Similarly, the second equation in (2) leads to $$b(s+1)-v^2b(s)-v^2F_2(s,s)=G_2(s,s+1)-G_2(s,0).$$ But, $F_2(s,s)=0=G_2(s,0)$ and hence $b(s+1)-v^2b(s)=G_2(s,s+1)$.

However, after some algebraic simplification, we obtain $$G_1(s,s+1)=G_2(s,s+1)=\binom{2s}{s+1}\frac{(v-1)^{s+1}}s.$$ Since $a(1)=b(1)$, it follows that $a(s)=b(s)$. The proof is complete.

This is not an answer but just some hints. Define $A(s)$ to be the quantity on the left and $B(s)$ to be the quantity on the right. Define $A(0)=B(0)=1$. Then it suffices to prove that $$ \sum_{s\ge0} A(s)x^s = \sum_{s\ge0} B(s)x^s = \frac{v-2-v\sqrt{1-4(v-1)x}}{2(v^2x-1)}.$$ Another way to prove it is to show that both $A(s)$ and $B(s)$ count the closed walks of length $2s$ in an infinite regular tree of degree $v$, which is the original application.

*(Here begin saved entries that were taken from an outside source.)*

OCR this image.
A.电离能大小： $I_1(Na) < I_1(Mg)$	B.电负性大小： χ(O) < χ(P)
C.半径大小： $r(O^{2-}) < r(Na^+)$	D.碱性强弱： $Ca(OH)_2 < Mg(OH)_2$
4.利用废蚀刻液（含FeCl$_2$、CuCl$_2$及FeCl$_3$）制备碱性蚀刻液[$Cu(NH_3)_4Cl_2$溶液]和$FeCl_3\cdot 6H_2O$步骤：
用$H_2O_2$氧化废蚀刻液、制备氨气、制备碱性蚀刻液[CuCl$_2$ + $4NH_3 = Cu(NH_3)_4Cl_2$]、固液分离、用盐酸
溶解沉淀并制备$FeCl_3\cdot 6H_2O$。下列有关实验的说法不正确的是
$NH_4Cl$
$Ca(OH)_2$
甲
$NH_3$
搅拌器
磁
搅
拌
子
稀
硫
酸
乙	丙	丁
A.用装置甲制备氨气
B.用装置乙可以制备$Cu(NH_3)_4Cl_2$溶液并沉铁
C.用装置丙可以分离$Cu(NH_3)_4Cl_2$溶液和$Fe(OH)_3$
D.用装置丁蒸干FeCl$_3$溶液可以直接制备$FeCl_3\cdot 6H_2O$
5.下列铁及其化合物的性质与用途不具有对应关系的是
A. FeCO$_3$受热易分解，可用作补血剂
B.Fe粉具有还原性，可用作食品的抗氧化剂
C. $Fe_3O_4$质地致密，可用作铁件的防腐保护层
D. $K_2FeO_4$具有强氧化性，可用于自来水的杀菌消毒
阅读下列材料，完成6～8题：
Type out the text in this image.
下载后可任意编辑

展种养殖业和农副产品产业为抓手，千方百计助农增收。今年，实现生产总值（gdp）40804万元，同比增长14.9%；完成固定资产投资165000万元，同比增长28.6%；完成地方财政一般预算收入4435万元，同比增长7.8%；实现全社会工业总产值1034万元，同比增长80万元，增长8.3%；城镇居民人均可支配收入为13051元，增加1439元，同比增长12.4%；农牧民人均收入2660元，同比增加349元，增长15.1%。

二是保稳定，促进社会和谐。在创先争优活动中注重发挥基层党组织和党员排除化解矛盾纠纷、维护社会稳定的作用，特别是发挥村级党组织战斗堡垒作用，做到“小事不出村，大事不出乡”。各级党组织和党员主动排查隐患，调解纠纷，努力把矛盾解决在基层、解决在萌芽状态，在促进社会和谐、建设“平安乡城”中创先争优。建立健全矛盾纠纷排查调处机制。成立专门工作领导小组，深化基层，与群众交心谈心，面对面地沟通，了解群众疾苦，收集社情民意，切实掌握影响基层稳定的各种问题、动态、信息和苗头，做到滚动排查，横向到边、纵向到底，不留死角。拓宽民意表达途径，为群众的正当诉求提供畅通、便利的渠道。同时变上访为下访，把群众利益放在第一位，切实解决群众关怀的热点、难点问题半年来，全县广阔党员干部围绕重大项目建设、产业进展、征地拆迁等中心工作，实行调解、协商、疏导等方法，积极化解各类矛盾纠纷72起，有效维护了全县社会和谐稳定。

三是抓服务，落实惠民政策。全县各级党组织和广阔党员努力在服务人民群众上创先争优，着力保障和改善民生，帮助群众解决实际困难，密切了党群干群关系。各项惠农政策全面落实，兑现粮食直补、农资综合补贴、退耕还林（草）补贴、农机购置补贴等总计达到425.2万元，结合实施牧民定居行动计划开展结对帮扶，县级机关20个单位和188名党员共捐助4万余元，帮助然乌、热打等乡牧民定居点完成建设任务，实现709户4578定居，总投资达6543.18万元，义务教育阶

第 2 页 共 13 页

Here is a non-automated proof. We divide by $v$, and then we expand $v^{k-1}$ on the left hand side as $$v^{k-1}=(1+v-1)^{k-1}=\sum_{j=0}^{k-1}\binom{k-1}{j}(v-1)^j.$$ Then, looking at the coefficients of $v-1$ on the two sides, we are left with proving the identity $$ \sum_{\substack{0\leq k\leq s\\0\leq j\leq k-1\\j+s-k=\ell}}\binom{2s-k}{s}\frac{k}{2s-k}\binom{k-1}{j} = \binom{2s}{\ell}\frac{s-\ell}{s},\qquad 0\leq\ell\leq s-1.$$ With the notation $m:=s-k$ we have $k=s-m$, $j=\ell-m$, and the identity becomes $$ \sum_{m=0}^\ell\binom{s+m}{s}\frac{s-m}{s+m}\binom{s-m-1}{\ell-m} = \binom{2s}{\ell}\frac{s-\ell}{s},\qquad 0\leq\ell\leq s-1.$$ Equivalently, $$ \sum_{m=0}^\ell\binom{s+m-1}{s-1}\binom{s-m}{\ell-m} = \binom{2s}{\ell},\qquad 0\leq\ell\leq s-1, \tag3$$ i.e., $$ \sum_{m=0}^\ell\binom{s+m-1}{s-1}\binom{s-m}{s-\ell} = \binom{2s}{2s-\ell},\qquad 0\leq\ell\leq s-1.$$ We derive this one from the obvious identity of analytic functions $$ (1-x)^{-s}(1-x)^{\ell-s-1}=(1-x)^{\ell-2s-1},\qquad |x|<1.$$ Indeed, expanding each factor as a power series around the origin, we find that:

• the coefficient of $x^m$ in $(1-x)^{-s}$ equals $\binom{s+m-1}{s-1}$;
• the coefficient of $x^{\ell-m}$ in $(1-x)^{\ell-s-1}$ equals $\binom{s-m}{s-\ell}$;
• the coefficient of $x^{\ell}$ in $(1-x)^{\ell-2s-1}$ equals $\binom{2s}{2s-\ell}$.